October 24, 1999
Judging the judges of CanadaBy Richard Gwyn
SAYETH THE FIRST wise person in a loud, clear voice: ``The law is the law is the law, and must be obeyed.''
Sayeth the second wise person in a voice as strong and firm but edged with just a bit of irritation: ``But sometimes the law is a ass, an idiot.''
Then speaketh up an especially wise person, seated in the lotus position on a high mountain peak: ``Use the law to correct the law. Use the Notwithstanding clause that is part of your own law. Klutzes. Dummies.''
Twice in recent weeks the law has behaved like a ass, an idiot. The Supreme Court ruling on the native fishery in the Maritimes. The Federal Court ruling early this week on a pay equity claim.
With great wisdom, the Supreme Court accepted that the ``honour of the union,'' in the phrase of the majority ruling, required that a 230-year-old treaty by the British crown be interpreted creatively to grant native people the right to make a ``modest living'' from the fishery.
But that admirable judgment was handed down in a way that has had the appalling effect of setting two groups of poor people - commercial fishers and natives - against each other, at times violently, and of dividing the kind of small communities where people need to depend upon each other.
Government should have anticipated court ruling
Of course, the government should have anticipated the Supreme Court ruling. In fact, though, two lower courts had gone the other way.
But the judges knew what they were about to do and yet did nothing. They failed to minimize the succeeding damage as they could have done easily by giving the two sides negotiating room by setting a six-month or year-long delay in the implementation of the decision (after 230 years, another one would hardly make a difference).
The pay equity decision by the Federal Court takes a clumsily drafted 1978 law and interprets it literally. A group of mostly female civil servants will receive back pay and lost interest, totalling something above $3 billion, even though they had been receiving higher pay than their equivalents in the private sector. Supposedly, though, they had been receiving less than some male workers in different jobs that the Human Rights Commission judged were at the same skill level of the female workers - though it has no expertise in salaries and job classificiations.
Pay equity judgments on this multi-billion-dollar scale were never contemplated when the legislation was originally enacted. That's why no provision exists to achieve equity in the most obvious way - by reducing the pay of the supposedly overpaid male workers. The Federal Court ignored this reality. So an abnormally huge settlement will be paid out of funds that will now not be available for all other kinds of social and economic projects, from child care to university research.

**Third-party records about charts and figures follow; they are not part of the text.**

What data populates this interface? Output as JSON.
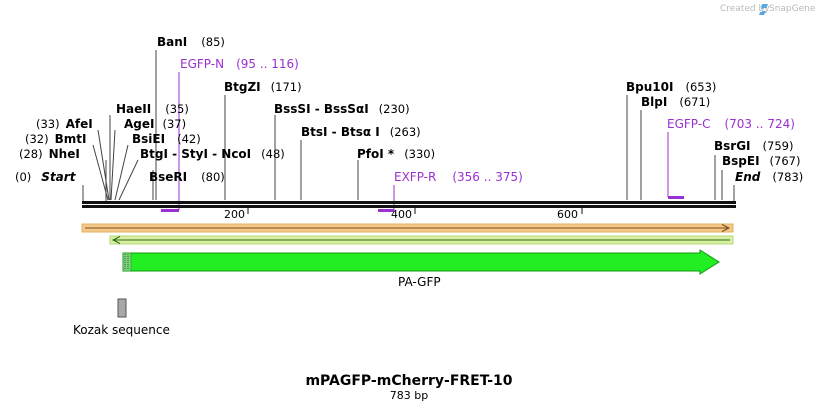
{
  "watermark": {
    "prefix": "Created by",
    "brand": "SnapGene",
    "brand_color": "#5aa7e0"
  },
  "sequence": {
    "name": "mPAGFP-mCherry-FRET-10",
    "length_label": "783 bp",
    "length": 783
  },
  "axis_ticks": [
    "200",
    "400",
    "600"
  ],
  "sites": [
    {
      "id": "start",
      "name": "Start",
      "pos": "(0)",
      "italic": true
    },
    {
      "id": "nhei",
      "name": "NheI",
      "pos": "(28)"
    },
    {
      "id": "bmti",
      "name": "BmtI",
      "pos": "(32)"
    },
    {
      "id": "afei",
      "name": "AfeI",
      "pos": "(33)"
    },
    {
      "id": "haeii",
      "name": "HaeII",
      "pos": "(35)"
    },
    {
      "id": "agei",
      "name": "AgeI",
      "pos": "(37)"
    },
    {
      "id": "bsiei",
      "name": "BsiEI",
      "pos": "(42)"
    },
    {
      "id": "btgi_group",
      "name": "BtgI  -  StyI  -  NcoI",
      "pos": "(48)"
    },
    {
      "id": "bseri",
      "name": "BseRI",
      "pos": "(80)"
    },
    {
      "id": "bani",
      "name": "BanI",
      "pos": "(85)"
    },
    {
      "id": "btgzi",
      "name": "BtgZI",
      "pos": "(171)"
    },
    {
      "id": "bsssi",
      "name": "BssSI  -  BssSαI",
      "pos": "(230)"
    },
    {
      "id": "btsi",
      "name": "BtsI  -  Btsα I",
      "pos": "(263)"
    },
    {
      "id": "pfoi",
      "name": "PfoI *",
      "pos": "(330)"
    },
    {
      "id": "bpu10i",
      "name": "Bpu10I",
      "pos": "(653)"
    },
    {
      "id": "blpi",
      "name": "BlpI",
      "pos": "(671)"
    },
    {
      "id": "bsrgi",
      "name": "BsrGI",
      "pos": "(759)"
    },
    {
      "id": "bspei",
      "name": "BspEI",
      "pos": "(767)"
    },
    {
      "id": "end",
      "name": "End",
      "pos": "(783)",
      "italic": true
    }
  ],
  "primers": [
    {
      "id": "egfp-n",
      "name": "EGFP-N",
      "range": "(95 .. 116)"
    },
    {
      "id": "exfp-r",
      "name": "EXFP-R",
      "range": "(356 .. 375)"
    },
    {
      "id": "egfp-c",
      "name": "EGFP-C",
      "range": "(703 .. 724)"
    }
  ],
  "features": [
    {
      "id": "pa-gfp",
      "name": "PA-GFP",
      "color": "#22ee22"
    },
    {
      "id": "kozak",
      "name": "Kozak sequence",
      "color": "#a8a8a8"
    }
  ],
  "colors": {
    "primer": "#9b30d0",
    "orf_fill": "#f4c98a",
    "orf_rev_fill": "#d8f0a0"
  }
}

Judges failed to take consequences into account
In both these judgments, and in others, the judges have been accused of acting like politicians. Far better that they had. Instead, they failed to act like politicians. They failed, that is, to take into account the consequences of their actions, as if the law were an intellectual abstraction.
A remedy does exist. The Constitution provides for Parliament, and for the provincial legislatures on matters within their jurisdiction, to use the so-called Notwithstanding clause to set aside, or to modify or to delay, the judgment of the courts. The law, that's to say, contains within itself the means to correct errors in the law.
Repeatedly, though, Prime Minister Jean Chrétien and his ministers have insisted they will not use the Notwithstanding clause. Their reason isn't these two troubling cases. Instead, it's because in 1988, Quebec's then premier Robert Bourassa invoked the Notwithstanding clause to set aside a decision of the Supreme Court that overruled the French-only provisions in Quebec's Language Charter, Bill 101.
That was politics at its worst. It touched off a backlash in the rest of the country that led to the defeat of the Meech Lake accord. Ever since, the Notwithstanding clause has been tainted. As critically, Ottawa fears that if it ever resorts to the clause, Quebec would gain justification for using the device whenever it pleases. These concerns are legitimate. But they are insufficient. The clause exists to be used, because not using it leads to bad law. The single requirement is that it be used sparingly and with precision.
Using it would have one highly desirable consequence. For the first time, the judges would be aware they, themselves, are being judged. Thereafter, they'd make not different judgments but more careful ones.